Corporate Consciousness: Practices for Profit

Within the business world, ethics and finance are often seen as warring ideas. In fact, in the past, many large corporations have fought against sustainable initiatives in fear of losing profits. Others partake in “greenwashing,” or when companies make a show of superficial sustainability merely for PR purposes. Because making truly sustainable choices like providing fair working conditions and implementing environmentally friendly machines can require large upfront costs, businesses are hesitant to invest in them. However, recent studies have proven that making sustainable choices actually yields more profits for those businesses, rendering tactics like “greenwashing” frivolous. In their new book Organizational Survival: Profitable Strategies for a Sustainable Future, Gregory Balestrero and Nathalie Udo suggest that companies who partake in sustainable practices not only survive better, but actually accumulate more stable and steady earnings.

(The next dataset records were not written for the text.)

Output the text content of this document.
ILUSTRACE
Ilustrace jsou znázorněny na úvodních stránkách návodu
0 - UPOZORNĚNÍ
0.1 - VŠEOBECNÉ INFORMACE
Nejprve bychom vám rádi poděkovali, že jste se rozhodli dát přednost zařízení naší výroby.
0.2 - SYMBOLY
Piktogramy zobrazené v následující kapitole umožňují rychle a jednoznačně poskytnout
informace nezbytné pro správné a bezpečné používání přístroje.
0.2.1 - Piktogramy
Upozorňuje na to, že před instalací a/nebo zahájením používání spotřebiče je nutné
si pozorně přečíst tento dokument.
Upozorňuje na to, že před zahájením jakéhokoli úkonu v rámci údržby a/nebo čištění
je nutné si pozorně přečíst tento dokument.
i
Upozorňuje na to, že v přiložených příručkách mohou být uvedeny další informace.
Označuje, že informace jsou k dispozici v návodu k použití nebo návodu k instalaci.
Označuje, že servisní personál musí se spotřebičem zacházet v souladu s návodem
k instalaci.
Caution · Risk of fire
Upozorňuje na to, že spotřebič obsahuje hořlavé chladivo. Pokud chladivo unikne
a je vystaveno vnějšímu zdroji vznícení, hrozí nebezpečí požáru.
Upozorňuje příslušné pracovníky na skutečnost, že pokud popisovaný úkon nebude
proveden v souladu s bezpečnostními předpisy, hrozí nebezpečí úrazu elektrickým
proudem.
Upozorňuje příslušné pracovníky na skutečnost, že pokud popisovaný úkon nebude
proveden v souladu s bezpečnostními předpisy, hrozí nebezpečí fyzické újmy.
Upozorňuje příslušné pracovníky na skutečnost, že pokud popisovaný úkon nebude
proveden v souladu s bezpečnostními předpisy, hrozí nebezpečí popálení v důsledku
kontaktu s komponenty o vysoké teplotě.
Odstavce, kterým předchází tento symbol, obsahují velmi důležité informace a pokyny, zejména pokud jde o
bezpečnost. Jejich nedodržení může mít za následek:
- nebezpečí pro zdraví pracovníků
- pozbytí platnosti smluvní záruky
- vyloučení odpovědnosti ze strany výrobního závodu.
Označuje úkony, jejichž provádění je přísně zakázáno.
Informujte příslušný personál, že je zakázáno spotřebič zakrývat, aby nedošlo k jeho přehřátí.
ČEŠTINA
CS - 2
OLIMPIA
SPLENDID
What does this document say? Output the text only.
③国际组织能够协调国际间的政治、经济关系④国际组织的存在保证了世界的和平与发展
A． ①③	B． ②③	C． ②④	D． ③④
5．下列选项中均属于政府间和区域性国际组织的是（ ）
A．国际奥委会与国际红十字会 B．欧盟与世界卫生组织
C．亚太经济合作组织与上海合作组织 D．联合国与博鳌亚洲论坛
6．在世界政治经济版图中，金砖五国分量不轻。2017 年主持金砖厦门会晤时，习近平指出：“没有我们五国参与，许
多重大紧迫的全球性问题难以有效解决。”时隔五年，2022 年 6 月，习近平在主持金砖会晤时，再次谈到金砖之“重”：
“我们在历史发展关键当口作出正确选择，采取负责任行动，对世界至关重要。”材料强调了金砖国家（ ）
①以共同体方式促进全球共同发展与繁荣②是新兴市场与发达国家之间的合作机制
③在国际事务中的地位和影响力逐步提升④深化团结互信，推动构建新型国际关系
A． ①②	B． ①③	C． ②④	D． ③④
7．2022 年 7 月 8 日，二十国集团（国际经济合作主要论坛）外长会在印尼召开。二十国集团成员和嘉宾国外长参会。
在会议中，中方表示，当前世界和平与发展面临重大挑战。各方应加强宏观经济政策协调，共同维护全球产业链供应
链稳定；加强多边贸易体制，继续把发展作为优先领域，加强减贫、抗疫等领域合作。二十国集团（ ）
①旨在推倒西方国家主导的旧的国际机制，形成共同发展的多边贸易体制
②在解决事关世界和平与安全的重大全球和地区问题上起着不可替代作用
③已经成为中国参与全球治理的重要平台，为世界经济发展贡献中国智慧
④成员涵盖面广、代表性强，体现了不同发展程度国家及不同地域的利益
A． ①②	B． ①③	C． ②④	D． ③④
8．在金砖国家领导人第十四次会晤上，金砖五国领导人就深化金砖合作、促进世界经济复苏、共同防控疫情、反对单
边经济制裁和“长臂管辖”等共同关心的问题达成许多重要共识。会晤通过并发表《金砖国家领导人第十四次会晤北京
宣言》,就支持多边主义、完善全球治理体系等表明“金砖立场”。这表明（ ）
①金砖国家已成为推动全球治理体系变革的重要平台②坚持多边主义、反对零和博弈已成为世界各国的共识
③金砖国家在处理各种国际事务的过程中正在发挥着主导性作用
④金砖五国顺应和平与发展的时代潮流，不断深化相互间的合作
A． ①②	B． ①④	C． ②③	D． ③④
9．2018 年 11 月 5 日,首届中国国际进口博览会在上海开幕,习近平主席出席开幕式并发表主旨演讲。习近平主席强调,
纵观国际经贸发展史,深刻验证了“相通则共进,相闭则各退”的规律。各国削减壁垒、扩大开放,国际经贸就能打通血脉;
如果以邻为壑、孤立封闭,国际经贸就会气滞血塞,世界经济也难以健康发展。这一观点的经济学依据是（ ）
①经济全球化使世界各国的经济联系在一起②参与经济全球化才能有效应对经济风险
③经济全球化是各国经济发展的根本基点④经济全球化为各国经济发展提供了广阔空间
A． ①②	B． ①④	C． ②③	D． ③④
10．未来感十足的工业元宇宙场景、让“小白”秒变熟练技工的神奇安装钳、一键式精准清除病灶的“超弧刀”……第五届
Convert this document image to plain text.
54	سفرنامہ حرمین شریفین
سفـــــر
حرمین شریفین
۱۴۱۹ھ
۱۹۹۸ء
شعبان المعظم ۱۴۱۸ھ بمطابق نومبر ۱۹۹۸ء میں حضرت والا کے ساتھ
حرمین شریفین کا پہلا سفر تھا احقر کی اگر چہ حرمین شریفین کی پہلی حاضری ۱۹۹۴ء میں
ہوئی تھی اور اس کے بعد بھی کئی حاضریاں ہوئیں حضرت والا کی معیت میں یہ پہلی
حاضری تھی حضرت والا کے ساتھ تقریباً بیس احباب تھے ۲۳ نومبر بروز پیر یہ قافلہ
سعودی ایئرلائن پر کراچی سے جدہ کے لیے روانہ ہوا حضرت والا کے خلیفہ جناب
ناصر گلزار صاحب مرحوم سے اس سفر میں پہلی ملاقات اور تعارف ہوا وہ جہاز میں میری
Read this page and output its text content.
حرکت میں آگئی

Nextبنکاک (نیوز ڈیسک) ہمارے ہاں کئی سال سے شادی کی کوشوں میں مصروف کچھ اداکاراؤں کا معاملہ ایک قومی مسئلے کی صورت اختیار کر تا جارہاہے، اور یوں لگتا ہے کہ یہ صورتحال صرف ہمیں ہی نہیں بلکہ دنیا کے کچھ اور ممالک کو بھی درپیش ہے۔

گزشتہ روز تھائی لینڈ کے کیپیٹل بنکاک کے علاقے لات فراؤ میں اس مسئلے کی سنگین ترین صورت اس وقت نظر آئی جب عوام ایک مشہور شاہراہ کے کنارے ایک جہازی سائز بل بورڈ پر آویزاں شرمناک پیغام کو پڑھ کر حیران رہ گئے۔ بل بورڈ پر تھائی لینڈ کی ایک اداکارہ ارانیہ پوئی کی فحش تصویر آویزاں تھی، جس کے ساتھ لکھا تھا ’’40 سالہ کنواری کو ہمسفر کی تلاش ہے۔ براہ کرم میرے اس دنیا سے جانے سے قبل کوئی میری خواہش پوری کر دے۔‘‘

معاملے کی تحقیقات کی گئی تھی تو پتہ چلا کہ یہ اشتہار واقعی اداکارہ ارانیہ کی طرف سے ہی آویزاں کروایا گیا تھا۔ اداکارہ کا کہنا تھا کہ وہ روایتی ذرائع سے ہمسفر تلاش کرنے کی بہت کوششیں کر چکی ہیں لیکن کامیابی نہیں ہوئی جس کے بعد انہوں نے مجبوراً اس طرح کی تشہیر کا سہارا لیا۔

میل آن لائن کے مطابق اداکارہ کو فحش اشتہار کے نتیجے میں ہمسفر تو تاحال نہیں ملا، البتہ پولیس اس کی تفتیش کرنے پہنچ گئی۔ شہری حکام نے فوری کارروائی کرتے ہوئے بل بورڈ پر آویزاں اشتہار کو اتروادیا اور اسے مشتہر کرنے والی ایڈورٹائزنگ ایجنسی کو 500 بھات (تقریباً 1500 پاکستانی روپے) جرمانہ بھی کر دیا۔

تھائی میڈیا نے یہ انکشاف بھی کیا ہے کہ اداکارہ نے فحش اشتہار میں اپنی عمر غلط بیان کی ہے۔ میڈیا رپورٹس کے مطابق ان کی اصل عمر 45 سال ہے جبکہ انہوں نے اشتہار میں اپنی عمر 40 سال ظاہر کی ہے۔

The idea of ethics and finance working together is an ideal that for many is difficult to picture. However, financial advisor Rebecca True says it’s not so far fetched. “Reliable corporate ethics can make a big difference not only with non-financial aspects of sustainability, but also in terms of financial governance, reporting, auditing, and accountability.” While many collectives like BCorp, American Sustainable Business Council, Sustainable Brands, and World Business Academy, are pushing for a paradigm shift in the business world, large corporations themselves actually have tangible, financial incentives to make sustainable choices on their own volition. Below are four examples of those incentives:


  • Loyalty and sailing smoothly:
    1. Sustainable practices help bring about loyalty to companies in all different aspects. Customers are more satisfied purchasing their products, employees are happier, managers face fewer complaints and disruptions, and communities tend to be more supportive.
  • Efficiency of operations:
    1. By becoming more efficient, less time is spent managing and monitoring and more time is left open for innovation.
    2. “Trimming the fat” in operations leads to economic gain as there is less superfluous money being spent.
  • Enhanced reputation:
  • A good reputation for environmental practices, fair employee wages, labor practices, and quality products, builds trust between customer and company.
  • Enhanced internal relationships minimizes the risks of lawsuits and workers are more engaged, feel valued, and safe.
  • Long term thinking trumps short term thinking:
    1. Making investments in sustainability is more beneficial. Corporations that are future oriented and work towards achieving long-term goals are more profitable. The company faces fewer “highs and lows” and instead achieves a steady rate of growth, a desirable quality amidst an ever-oscillating economy.


Ultimately, sustainable practices generate more satisfied customers, a collaborative community, confidence in transparency, an engaged labor workforce, forward thinking, high adaptability, and less susceptibility to risk. It’s even more simple than that. At the end of the day, “Business doesn’t thrive unless the planet is thriving.”